Spodziewane jest, że Londyn w tym tygodniu zaproponuje dalsze cięcia w swoim kontrowersyjnym rabacie - napisał "Financial Times".

Blair będzie dalej ciął fundusze unijne?
Źródło zdjęć: © AFP

12.12.2005 | aktual.: 12.12.2005 13:07

Dziennik podkreśla, że oczekuje się, iż premier Wielkiej Brytanii Tony Blair zaproponuje nowe, niewielkie cięcia w brytyjskiej uldze we wpłatach do unijnego budżetu i że zrobi to w ramach rewizji pakietu budżetowego UE, który ma być przedstawiony na najbliższym szczycie Unii Europejskiej.

Dwudniowy szczyt UE rozpoczyna się w czwartek w Brukseli.

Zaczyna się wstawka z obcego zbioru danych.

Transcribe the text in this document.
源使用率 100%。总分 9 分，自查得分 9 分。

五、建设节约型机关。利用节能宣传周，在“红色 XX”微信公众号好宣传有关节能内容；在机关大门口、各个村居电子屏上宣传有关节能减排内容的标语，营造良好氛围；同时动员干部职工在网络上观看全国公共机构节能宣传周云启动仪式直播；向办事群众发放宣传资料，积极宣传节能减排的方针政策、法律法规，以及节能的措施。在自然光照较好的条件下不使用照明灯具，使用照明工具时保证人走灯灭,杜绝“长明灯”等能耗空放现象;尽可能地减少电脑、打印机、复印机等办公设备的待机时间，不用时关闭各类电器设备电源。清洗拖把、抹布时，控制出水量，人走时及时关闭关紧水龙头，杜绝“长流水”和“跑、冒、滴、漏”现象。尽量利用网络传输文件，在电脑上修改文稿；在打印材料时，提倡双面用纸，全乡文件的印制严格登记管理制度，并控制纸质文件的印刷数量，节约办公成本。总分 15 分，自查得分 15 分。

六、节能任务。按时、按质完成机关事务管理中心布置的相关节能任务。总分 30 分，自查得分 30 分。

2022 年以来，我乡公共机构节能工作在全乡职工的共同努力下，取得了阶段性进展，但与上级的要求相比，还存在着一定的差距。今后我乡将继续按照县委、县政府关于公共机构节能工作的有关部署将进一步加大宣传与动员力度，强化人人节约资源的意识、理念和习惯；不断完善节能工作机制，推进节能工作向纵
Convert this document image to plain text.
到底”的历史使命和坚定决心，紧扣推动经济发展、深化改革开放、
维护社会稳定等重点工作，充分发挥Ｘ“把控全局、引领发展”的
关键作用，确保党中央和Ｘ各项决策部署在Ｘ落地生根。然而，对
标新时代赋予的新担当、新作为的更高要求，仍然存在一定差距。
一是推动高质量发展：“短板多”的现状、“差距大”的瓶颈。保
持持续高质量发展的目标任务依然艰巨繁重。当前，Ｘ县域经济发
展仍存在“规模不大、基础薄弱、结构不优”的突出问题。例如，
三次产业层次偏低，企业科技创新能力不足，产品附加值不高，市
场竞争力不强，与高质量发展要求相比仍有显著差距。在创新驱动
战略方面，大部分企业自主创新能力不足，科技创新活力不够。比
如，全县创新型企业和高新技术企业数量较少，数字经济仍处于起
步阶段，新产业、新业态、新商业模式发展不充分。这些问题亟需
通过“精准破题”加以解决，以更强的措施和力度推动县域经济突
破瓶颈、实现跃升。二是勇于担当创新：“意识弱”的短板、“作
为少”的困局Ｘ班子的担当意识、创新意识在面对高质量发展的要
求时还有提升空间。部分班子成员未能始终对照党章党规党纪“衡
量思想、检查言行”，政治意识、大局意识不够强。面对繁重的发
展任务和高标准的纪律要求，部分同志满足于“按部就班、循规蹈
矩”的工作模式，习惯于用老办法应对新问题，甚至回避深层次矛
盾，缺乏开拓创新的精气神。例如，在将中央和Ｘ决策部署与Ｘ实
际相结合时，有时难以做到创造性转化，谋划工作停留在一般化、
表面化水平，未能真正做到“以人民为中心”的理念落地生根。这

Pierwszy brytyjski projekt budżetowy w ubiegłym tygodniu został odrzucony przez prawie wszystkich unijnych ministrów spraw zagranicznych - przypomina "FT". Wielu twierdziło, że zrzeczenie się przez Brytyjczyków 8 mld euro ze swego rabatu to zbyt mało - zauważa gazeta.

Prywatnie przedstawiciele brytyjskich władz, na których powołuje się dziennik mówią, że nowa propozycja dotycząca cięć w rabacie pojawi się w ciągu kilku dni, być może na szczycie w Brukseli, ale - według nich - nadzieje Francji, że Wielka Brytania zrezygnuje z 14 mld euro w latach 2007-2013 raczej pozostaną płonne.

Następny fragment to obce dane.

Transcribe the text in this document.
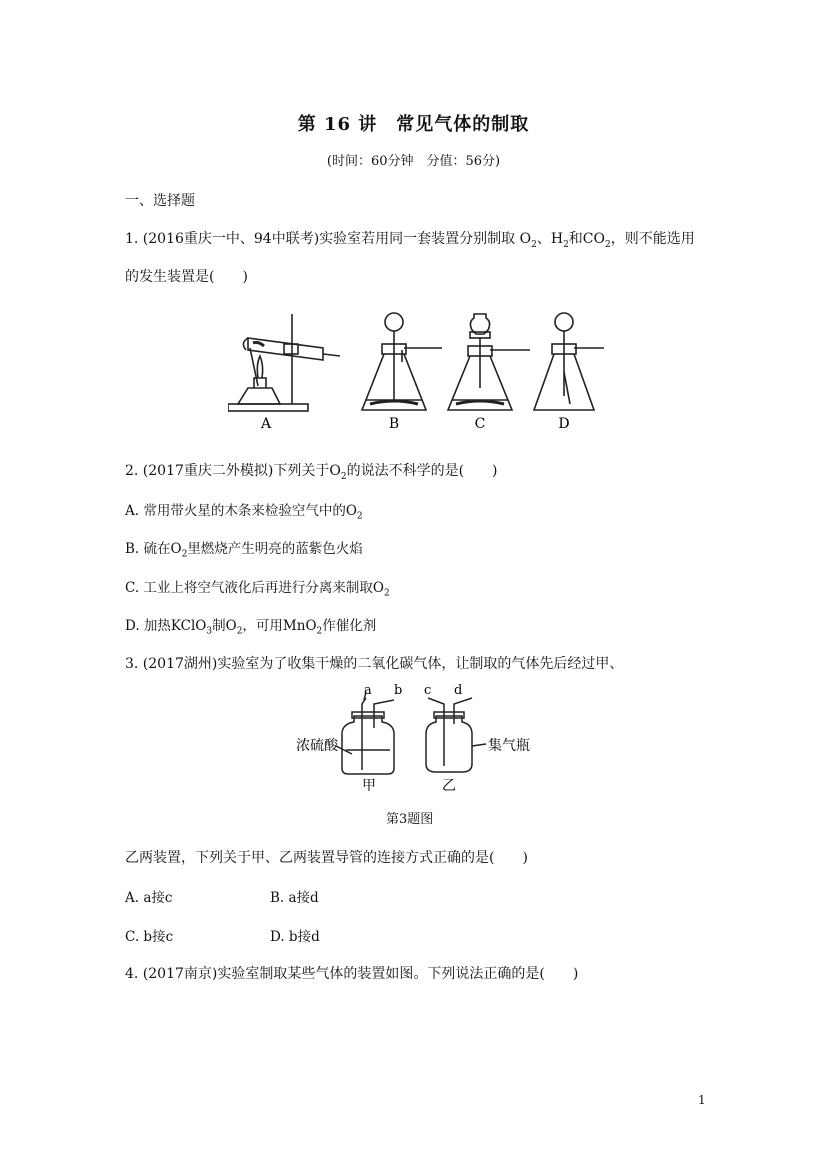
第 16 讲　常见气体的制取
(时间：60分钟　分值：56分)
一、选择题
1. (2016重庆一中、94中联考)实验室若用同一套装置分别制取 $O_2$、$H_2$和$CO_2$，则不能选用
的发生装置是(　　)
A	B	C	D
2. (2017重庆二外模拟)下列关于$O_2$的说法不科学的是(　　)
A. 常用带火星的木条来检验空气中的$O_2$
B. 硫在$O_2$里燃烧产生明亮的蓝紫色火焰
C. 工业上将空气液化后再进行分离来制取$O_2$
D. 加热KClO$_3$制$O_2$，可用MnO$_2$作催化剂
3. (2017湖州)实验室为了收集干燥的二氧化碳气体，让制取的气体先后经过甲、
a b c d
浓硫酸	集气瓶
甲	乙
第3题图
乙两装置，下列关于甲、乙两装置导管的连接方式正确的是(　　)
A. a接c	B. a接d
C. b接c	D. b接d
4. (2017南京)实验室制取某些气体的装置如图。下列说法正确的是(　　)
1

Wielu dyplomatów w Brukseli wierzy, że porozumienie może zostać osiągnięte podczas szczytu, ponieważ wiele krajów chciałoby rozwiązać kwestię budżetu po wielu miesiącach bezowocnej dyskusji.

Zdaniem "Financial Times", najważniejsze jest to, czy nowe kraje członkowskie mogą zaakceptować brytyjską propozycję obcięcia funduszy dla Europy Wschodniej. Pomimo tego, iż nowe kraje Unii chcą porozumienia, aby fundusze regionalne napływały do nich już od 1 stycznia 2007 r., mogą go nie przyjąć, jeśli będzie ono sprawiało wrażenie, że ich upokarza.

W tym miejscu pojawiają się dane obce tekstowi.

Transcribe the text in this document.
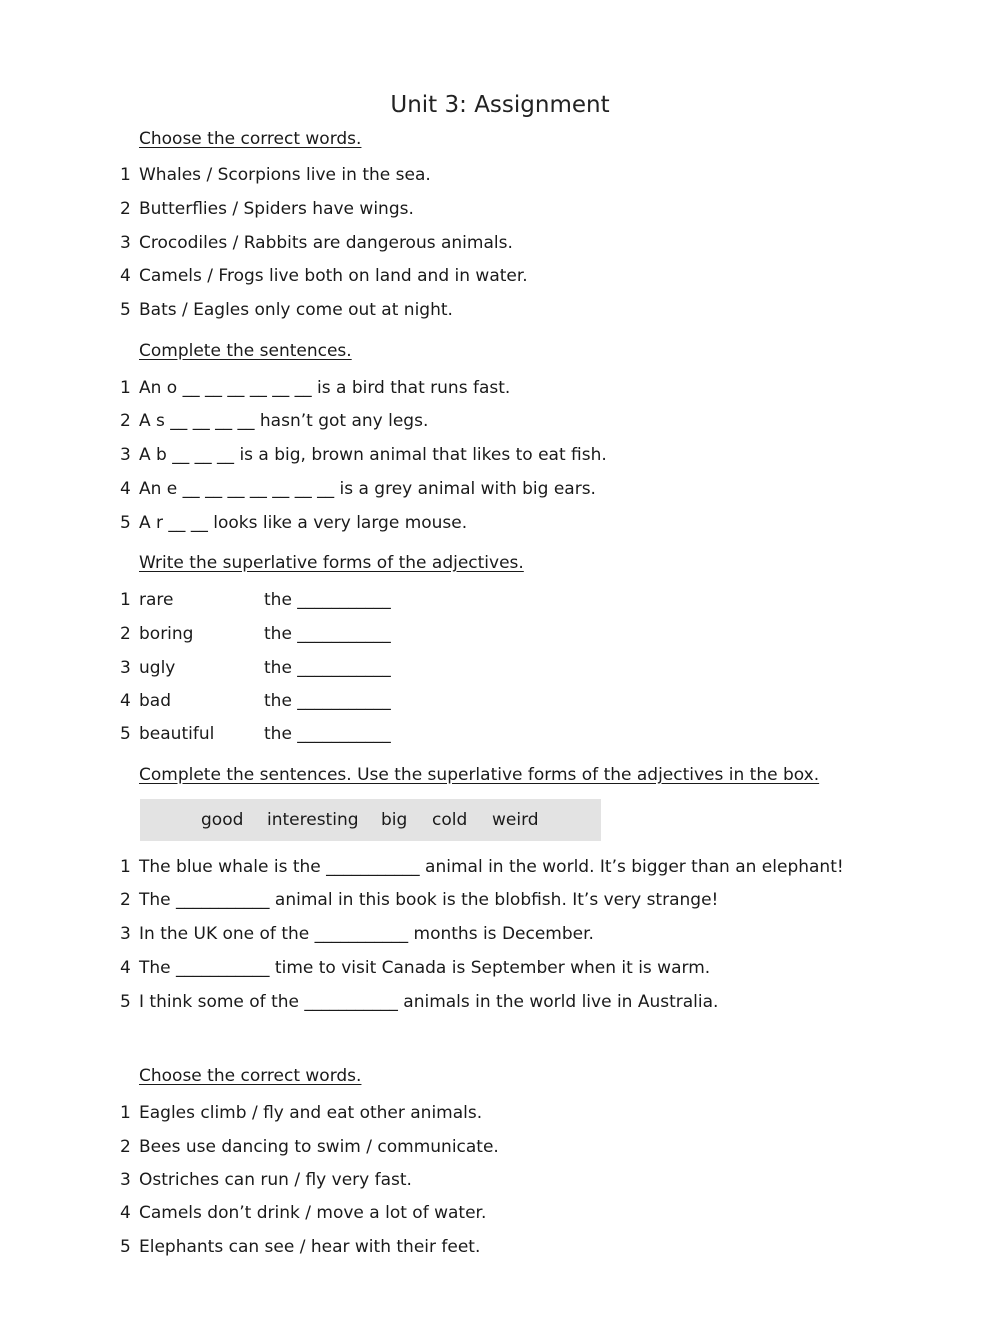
Unit 3: Assignment
Choose the correct words.
1 Whales / Scorpions live in the sea.
2 Butterflies / Spiders have wings.
3 Crocodiles / Rabbits are dangerous animals.
4 Camels / Frogs live both on land and in water.
5 Bats / Eagles only come out at night.
Complete the sentences.
1 An o __ __ __ __ __ __ is a bird that runs fast.
2 A s __ __ __ __ hasn’t got any legs.
3 A b __ __ __ is a big, brown animal that likes to eat fish.
4 An e __ __ __ __ __ __ __ is a grey animal with big ears.
5 A r __ __ looks like a very large mouse.
Write the superlative forms of the adjectives.
1 rare	the ___________
2 boring	the ___________
3 ugly	the ___________
4 bad	the ___________
5 beautiful	the ___________
Complete the sentences. Use the superlative forms of the adjectives in the box.
good interesting big cold weird
1 The blue whale is the ___________ animal in the world. It’s bigger than an elephant!
2 The ___________ animal in this book is the blobfish. It’s very strange!
3 In the UK one of the ___________ months is December.
4 The ___________ time to visit Canada is September when it is warm.
5 I think some of the ___________ animals in the world live in Australia.
Choose the correct words.
1 Eagles climb / fly and eat other animals.
2 Bees use dancing to swim / communicate.
3 Ostriches can run / fly very fast.
4 Camels don’t drink / move a lot of water.
5 Elephants can see / hear with their feet.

Współpracownicy Blaira wierzą, że najtrudniej będzie porozumieć się z Polską, która według brytyjskiej propozycji może stracić najwięcej - pisze "FT" i podkreśla, że istnieją obawy, że wraz z nią nowy budżet zablokuje Francja, bowiem francuski prezydent Jacques Chirac uważa brytyjską propozycję za niesprawiedliwą dla wschodniej Europy.

Gazeta zauważa też, że nowa kanclerz Niemiec Angela Merkel może odegrać rozstrzygającą rolę jako mediator; Merkel chce porozumienia, pod warunkiem, że Brytyjczycy zrezygnują z większej części rabatu.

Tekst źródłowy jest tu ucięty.